Change is trouble: Chaos reigns in Mumbai on Day 1 of govt’s new currency rule
Long queues at railways stations and fuel pumps, empty BEST buses and taxis, and surge pricing by app-based cabs during the morning rush hour — the government’s currency ban sent commuters into a tizzy on Wednesday morningmumbai Updated: Nov 10, 2016 00:04 IST
Long queues at railways stations and fuel pumps, empty BEST buses and taxis, and surge pricing by app-based cabs during the morning rush hour — the government’s currency rule sent commuters into a tizzy on Wednesday morning.
In a surprise announcement the previous evening, the Narendra Modi government decided to make illegal the bigger denomination notes of Rs500 and Rs1, 000 in a move to crack down on fake currency and black money.
On the first day of the new rule, fuel pumps and public transport modes saw maximum chaos.
As the discontinued notes were not accepted by BEST bus conductors or drivers of autos and taxis, commuters who did not have change while travelling by public transport modes.were hit the worst.
“Conductors were asked not to accept notes of Rs500 and Rs1000, as they will be unable to give change to so many passengers,” said Hanumant Gophane, BEST’s public relations officer.
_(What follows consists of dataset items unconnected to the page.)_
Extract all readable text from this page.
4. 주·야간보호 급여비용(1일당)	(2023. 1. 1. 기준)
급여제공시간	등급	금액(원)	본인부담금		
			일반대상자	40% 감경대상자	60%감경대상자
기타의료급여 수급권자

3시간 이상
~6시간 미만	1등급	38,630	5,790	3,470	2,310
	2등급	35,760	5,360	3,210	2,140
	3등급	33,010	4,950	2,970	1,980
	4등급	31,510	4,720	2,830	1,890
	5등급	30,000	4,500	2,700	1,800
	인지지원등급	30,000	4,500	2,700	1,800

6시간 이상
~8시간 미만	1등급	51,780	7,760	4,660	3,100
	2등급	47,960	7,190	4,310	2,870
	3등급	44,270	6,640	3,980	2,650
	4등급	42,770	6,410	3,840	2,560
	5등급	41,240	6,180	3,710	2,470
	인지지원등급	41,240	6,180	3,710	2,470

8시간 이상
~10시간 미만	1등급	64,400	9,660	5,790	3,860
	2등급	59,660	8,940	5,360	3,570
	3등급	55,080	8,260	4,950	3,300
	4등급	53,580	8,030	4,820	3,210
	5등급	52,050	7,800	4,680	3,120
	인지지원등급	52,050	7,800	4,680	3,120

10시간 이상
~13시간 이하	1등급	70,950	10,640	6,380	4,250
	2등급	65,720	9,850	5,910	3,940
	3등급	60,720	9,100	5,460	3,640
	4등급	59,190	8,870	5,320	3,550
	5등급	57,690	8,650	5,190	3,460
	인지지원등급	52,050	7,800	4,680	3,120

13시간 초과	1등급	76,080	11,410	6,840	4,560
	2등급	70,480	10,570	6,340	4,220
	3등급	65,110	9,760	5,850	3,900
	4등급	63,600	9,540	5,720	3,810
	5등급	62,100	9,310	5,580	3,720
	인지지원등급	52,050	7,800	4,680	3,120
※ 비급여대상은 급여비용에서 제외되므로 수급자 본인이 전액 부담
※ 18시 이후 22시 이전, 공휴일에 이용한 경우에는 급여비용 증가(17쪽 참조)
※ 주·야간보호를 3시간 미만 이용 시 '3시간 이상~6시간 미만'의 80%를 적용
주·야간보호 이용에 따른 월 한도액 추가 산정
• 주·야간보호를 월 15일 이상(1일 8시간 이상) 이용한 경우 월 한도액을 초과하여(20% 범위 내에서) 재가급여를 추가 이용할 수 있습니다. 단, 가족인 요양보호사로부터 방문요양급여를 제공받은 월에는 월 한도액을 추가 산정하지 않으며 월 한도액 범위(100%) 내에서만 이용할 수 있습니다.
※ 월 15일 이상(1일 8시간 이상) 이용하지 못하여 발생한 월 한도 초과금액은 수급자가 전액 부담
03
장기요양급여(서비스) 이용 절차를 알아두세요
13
BEST accepted the notes for commuters to recharge their e-purse and smart cards, but did not accepted them at its electricity bill collection centres and bus pass counters.
At fuel stations, motorists spent at least 30 minutes in queues to get fuel. Most carried the higher denomination notes, but petrol pump staffers refused to give them fuel, forced them to pay exact change or buy fuel for the entire amount.
Petrol dealers said sale had gone up threefold but faced issues because they were running out of change. “For petrol worth Rs30-40, people were giving Rs500 notes. How we can give change to everyone,” said Rajendra Vijayan, a petrol pump owner in Parel.Many pumps witnessed arguments between consumers and staffers, forcing the dealers association to ask for police protection.Several pumps shut down operation as underground fuel tanks dried up. But motorists said, “Despite having cash, pump owners were forcing us to buy fuel for Rs500,” said Santosh Pujari, a Kalachowki resident.
Taxi and auto rickshaw drivers said their earnings dropped. “Fewer commuters hailed taxis as they were all running short of cash,” said AL Quadros, leader of the Mumbai Taximens Union. Shashank Rao, the Mumbai Auto rickshawmens and Taximens Union leader said CNG outlets had shut, forcing drivers to stay off the roads.
As commuters flocked to app-based taxis that accept internet payment, many said they had to face surge pricing and higher fares in the morning rush hour. The drivers of these taxis said their firms asked them not to accept higher denomination notes, but this did not hurt them as most passengers paid online.
Other drivers accepted Rs500s and Rs1,000s. “There is no point holding passengers to ransom when the government has given time till December to deposit such notes in banks,” said Arjun Bodage, 26, a driver with an app cap.
Several passengers who arrived in the city by trains or flights complained of errant drivers taking advantage of the situation. Some said the prepaid taxi counter at the airport refused to accept the currency notes and so did cabbies.